Stay Informed The AI shopping landscape is evolving rapidly. What works today may change tomorrow as platforms add features and policies shift.
The Verdict: Which Approach Will Dominate?
The honest answer? Both will succeed in different ways.
Closed marketplaces aren't going anywhere. Amazon's dominance is too strong, its convenience too compelling, and consumer habits too ingrained. Millions of shoppers will continue starting and ending their journeys within marketplace walls.
Open protocols will grow significantly. As AI agents become more capable and trusted, shoppers will increasingly use them for discovery and comparison. Merchants will embrace protocols that let them reach customers across platforms while maintaining brand control.
The real question isn't which approach wins, but how quickly open protocols capture share from search engines and walled gardens.
The global agentic commerce market could reach $3-5 trillion by 2030, with the U.S. B2C retail market alone seeing up to $1 trillion in orchestrated revenue from agentic commerce.

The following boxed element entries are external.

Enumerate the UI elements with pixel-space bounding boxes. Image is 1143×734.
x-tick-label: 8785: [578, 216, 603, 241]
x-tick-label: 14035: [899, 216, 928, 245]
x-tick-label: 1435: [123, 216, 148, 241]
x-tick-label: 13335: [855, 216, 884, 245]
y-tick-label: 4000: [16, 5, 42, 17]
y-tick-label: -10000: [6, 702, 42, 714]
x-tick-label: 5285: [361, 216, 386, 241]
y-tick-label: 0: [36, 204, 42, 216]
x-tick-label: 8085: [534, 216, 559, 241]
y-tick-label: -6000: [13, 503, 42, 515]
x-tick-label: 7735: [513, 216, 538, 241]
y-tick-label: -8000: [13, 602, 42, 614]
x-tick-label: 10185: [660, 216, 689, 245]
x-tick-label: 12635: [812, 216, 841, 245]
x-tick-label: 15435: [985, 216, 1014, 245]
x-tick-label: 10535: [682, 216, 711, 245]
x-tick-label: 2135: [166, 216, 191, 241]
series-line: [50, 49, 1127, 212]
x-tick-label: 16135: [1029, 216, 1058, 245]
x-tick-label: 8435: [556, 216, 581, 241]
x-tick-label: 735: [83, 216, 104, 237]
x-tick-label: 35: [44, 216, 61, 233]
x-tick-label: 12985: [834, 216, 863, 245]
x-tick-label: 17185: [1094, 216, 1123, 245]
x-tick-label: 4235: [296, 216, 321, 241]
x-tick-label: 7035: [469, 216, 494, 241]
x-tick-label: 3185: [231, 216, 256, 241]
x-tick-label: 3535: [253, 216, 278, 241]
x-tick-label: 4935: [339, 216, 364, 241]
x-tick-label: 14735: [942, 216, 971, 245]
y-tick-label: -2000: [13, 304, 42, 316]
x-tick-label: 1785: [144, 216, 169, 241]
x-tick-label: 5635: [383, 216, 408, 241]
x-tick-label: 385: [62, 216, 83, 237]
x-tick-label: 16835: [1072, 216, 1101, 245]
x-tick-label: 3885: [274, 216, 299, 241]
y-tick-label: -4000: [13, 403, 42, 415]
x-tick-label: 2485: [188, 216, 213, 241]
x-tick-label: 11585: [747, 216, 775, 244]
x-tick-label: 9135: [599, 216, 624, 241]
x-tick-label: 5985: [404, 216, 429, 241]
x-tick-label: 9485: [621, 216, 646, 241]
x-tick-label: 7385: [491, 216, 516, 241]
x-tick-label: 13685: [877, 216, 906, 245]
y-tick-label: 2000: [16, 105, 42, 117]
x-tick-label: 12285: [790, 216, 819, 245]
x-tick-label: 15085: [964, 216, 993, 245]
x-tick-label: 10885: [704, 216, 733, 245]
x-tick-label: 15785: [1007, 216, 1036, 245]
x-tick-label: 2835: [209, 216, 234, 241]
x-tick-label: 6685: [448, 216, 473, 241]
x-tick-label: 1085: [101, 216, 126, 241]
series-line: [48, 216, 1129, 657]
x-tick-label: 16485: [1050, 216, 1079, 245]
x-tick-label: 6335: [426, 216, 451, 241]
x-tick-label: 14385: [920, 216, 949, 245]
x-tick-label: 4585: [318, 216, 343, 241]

This massive opportunity will be split among:
- Established marketplaces defending their territory
- Open protocol platforms enabling cross-merchant shopping
- Hybrid retailers using both approaches strategically
- New entrants building AI-native shopping experiences
Getting Started Today
The future of AI-driven shopping is arriving now. Here's how to participate:
Merchants:
- Review your product data quality
- Check if your e-commerce platform supports UCP or Agentic Commerce Protocol
- Monitor traffic from AI sources
- Test one integration as a pilot
Consumers:
- Try AI shopping agents like ChatGPT's Instant Checkout or Google AI Mode
- Compare results with traditional marketplace shopping
- Provide feedback to improve recommendations
Platform Providers:
- Implement open protocol standards
- Prioritize data security and fraud prevention
- Focus on user experience and trust
The shift to agentic commerce represents the biggest change in online shopping since the rise of e-commerce itself. Understanding the difference between open protocols and closed marketplaces helps you make informed decisions about where to shop, where to sell, and what to build.
Both approaches offer value. The winners will be those who leverage the strengths of each while adapting quickly as the landscape evolves.